2017 Update: Multi-Family Sales Continue While Home Market Tightens

2017 Update: Multi-Family Sales Continue While Home Market Tightens

The Multi-Family Home Market Continues to Grow For InvestorsEven though Minneapolis and Saint Paul continue to be hot spots for new apartment and condo development, and although home prices are expected to increase more than the national average, the Twin Cities rank among the least favorable cities nationwide for residential "fix and flip" investors, according to a new ranking of 150 American cities by Wallet Hub. Tied with San Antonio, Texas, Minneapolis and Saint Paul have among the lowest percentage of fix and flip activity in the country.

On the surface, that seems odd.

Remodeling for Profit 

A similar kind of remodel activity in the multi-family market has led to a hot market for commercial investors, who continue to buy up and renovate older buildings, warehouses and office complexes. The demand for new rental units and condominiums in the urban cores of both cities, as well as in close-in suburban communities, has never been stronger. Rent continues to increase, causing worries about the lack of affordable housing, and current projections call for the trend to continue. 

Value-Add renovations continue to push condo sales figures higher as well, and new condominium high rises are more popular than ever. Current and projected supply, at least for the short term, does not meet the demand. 

With the rising rents, positive ROI for large-scale renovations of Class B and C properties exceeded expectations over the past 12 months, spurring continued interest, both for downtown and close-in remodel projects. New apartment development continues apace, with units available in 2017 expected to top 5,000. In 2016, only 3,290 units were delivered, lower than the forecast.

Western Minneapolis suburbs constitute a vibrant market; renovations of older buildings have changed the face of formerly industrial or commercial areas, and both large and small mixed-use developments bring new convenience to existing neighborhoods. This growth trend is expected to continue.

Changing Demographics

Interestingly, the largest force in the local rental market, according to a Colliers International Research Report, is the 55+ age group. Demand for urban rentals by this age group has grown by more than 20 percent over the last five years, with the Millennial (20–34) market in second place, showing 4.9 percent growth during the same period. Minneapolis was ranked by Forbes Magazine as one of the top 10 cities for Millennials, so the picture for rentals is expected to remain rosy. 

Millennials and Baby Boomers are driving the market for home and condominium sales as well.

A report released in January by the University of St. Thomas Shenehon Center for Real Estate forecast a five percent jump in median home sales prices during 2017, fueled by continuing low supply. Other predictions set the percentage increase even higher.

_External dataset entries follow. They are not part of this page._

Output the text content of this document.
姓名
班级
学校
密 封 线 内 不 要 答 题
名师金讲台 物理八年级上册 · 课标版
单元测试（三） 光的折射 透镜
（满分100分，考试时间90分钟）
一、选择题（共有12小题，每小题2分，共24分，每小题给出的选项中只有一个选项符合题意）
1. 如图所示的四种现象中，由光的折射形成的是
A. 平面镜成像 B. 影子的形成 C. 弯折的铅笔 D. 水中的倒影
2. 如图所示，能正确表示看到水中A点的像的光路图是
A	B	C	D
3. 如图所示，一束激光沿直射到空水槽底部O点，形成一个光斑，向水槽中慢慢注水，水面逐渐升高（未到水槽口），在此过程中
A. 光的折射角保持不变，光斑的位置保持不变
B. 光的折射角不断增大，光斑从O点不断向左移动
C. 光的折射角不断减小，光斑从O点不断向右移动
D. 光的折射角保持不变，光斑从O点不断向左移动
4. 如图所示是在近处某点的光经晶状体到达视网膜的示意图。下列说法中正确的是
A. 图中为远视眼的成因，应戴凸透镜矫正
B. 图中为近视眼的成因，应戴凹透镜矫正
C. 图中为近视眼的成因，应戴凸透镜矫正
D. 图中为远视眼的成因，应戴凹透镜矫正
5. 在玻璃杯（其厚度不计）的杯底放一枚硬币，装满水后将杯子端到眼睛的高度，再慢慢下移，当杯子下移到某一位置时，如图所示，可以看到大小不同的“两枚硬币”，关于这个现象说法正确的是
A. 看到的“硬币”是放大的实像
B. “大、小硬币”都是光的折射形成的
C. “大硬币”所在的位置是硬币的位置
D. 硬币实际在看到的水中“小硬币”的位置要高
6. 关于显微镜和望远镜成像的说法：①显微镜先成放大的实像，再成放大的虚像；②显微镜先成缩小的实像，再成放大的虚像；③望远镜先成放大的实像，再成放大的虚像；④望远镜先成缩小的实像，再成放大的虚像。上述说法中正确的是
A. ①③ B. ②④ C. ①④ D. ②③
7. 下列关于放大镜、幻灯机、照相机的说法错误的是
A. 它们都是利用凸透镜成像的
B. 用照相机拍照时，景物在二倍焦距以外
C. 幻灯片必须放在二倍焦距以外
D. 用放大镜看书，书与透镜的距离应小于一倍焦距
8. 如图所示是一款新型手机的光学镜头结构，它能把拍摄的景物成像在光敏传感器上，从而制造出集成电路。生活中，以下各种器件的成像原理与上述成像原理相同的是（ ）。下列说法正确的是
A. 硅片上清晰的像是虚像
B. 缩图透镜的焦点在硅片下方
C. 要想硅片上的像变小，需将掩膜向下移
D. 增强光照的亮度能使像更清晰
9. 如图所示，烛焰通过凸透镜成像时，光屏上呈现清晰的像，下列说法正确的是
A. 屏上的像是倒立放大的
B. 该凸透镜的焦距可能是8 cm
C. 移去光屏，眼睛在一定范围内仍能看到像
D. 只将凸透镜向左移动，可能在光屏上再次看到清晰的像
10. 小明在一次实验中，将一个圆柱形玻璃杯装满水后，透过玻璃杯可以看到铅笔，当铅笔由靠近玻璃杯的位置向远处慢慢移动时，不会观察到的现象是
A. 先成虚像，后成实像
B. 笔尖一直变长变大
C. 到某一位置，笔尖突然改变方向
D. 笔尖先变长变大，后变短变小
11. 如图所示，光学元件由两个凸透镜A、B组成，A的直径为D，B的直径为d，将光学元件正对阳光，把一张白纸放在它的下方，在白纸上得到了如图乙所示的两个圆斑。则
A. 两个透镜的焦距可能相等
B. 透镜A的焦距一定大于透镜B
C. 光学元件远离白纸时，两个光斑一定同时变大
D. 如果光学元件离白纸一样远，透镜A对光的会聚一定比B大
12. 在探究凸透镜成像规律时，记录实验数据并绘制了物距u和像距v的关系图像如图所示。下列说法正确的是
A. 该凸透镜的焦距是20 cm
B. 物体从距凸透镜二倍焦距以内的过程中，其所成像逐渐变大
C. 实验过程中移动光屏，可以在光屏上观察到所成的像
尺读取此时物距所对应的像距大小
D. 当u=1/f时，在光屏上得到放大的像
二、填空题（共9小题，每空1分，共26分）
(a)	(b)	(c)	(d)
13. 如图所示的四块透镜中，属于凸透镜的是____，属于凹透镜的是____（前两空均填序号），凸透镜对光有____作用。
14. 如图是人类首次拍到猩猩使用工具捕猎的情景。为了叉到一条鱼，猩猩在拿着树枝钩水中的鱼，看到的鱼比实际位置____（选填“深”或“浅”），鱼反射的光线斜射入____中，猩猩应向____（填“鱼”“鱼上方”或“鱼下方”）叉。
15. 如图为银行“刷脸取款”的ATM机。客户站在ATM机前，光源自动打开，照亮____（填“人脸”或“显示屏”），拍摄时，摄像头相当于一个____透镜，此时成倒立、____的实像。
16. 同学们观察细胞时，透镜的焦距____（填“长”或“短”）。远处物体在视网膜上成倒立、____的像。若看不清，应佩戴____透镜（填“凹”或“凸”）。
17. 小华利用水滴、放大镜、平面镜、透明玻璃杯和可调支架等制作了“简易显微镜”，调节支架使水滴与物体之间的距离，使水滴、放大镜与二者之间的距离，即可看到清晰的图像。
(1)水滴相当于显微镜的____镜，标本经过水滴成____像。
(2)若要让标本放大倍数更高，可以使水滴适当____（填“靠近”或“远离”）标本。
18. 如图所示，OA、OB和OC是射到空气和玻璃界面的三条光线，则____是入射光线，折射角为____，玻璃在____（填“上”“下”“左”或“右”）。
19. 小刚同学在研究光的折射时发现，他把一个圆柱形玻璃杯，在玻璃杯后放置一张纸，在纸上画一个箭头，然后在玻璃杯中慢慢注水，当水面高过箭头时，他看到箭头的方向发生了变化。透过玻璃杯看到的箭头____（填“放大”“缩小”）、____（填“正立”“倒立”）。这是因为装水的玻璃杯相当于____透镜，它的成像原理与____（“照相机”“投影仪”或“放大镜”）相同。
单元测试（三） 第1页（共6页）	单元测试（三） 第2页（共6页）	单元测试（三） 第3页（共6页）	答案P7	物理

The year-over-year appreciation rate nationally is expected to only be about two percent, according to the National Association of Realtors®.

Additionally, significantly fewer homes are on the market in the Twin Cities at any given time than there were prior to the housing crisis. Approximately 60,000 homes were sold in the Twin Cities in 2016, and the expectation is that sales will be about the same this year. New construction is up, and that may help to normalize the market. Most analysts see the appreciation rate slowing by the end of the year, deemed to be a good thing.

Looking to the Future

The real estate climate in the Twin Cities is affected by a variety of different factors, and these are interesting times for commercial investment, renovation and value-add development. 

While single family rentals constitute a viable way to build a portfolio and fix and flip was (and still may be) a good way to begin, all signs point in a different direction currently in Minneapolis and Saint Paul. "Fix, hold and rent" is the smart new language of investment in these two cities. 

Just look at the strength of the Minneapolis market: A one percent population growth each year for the past five, added new demand for rentals, an occupancy rate that hovers around 97.6 percent, and the highest percentage rental growth rate (4.8 percent) in the Midwest.

This is the face of development in the Twin Cities.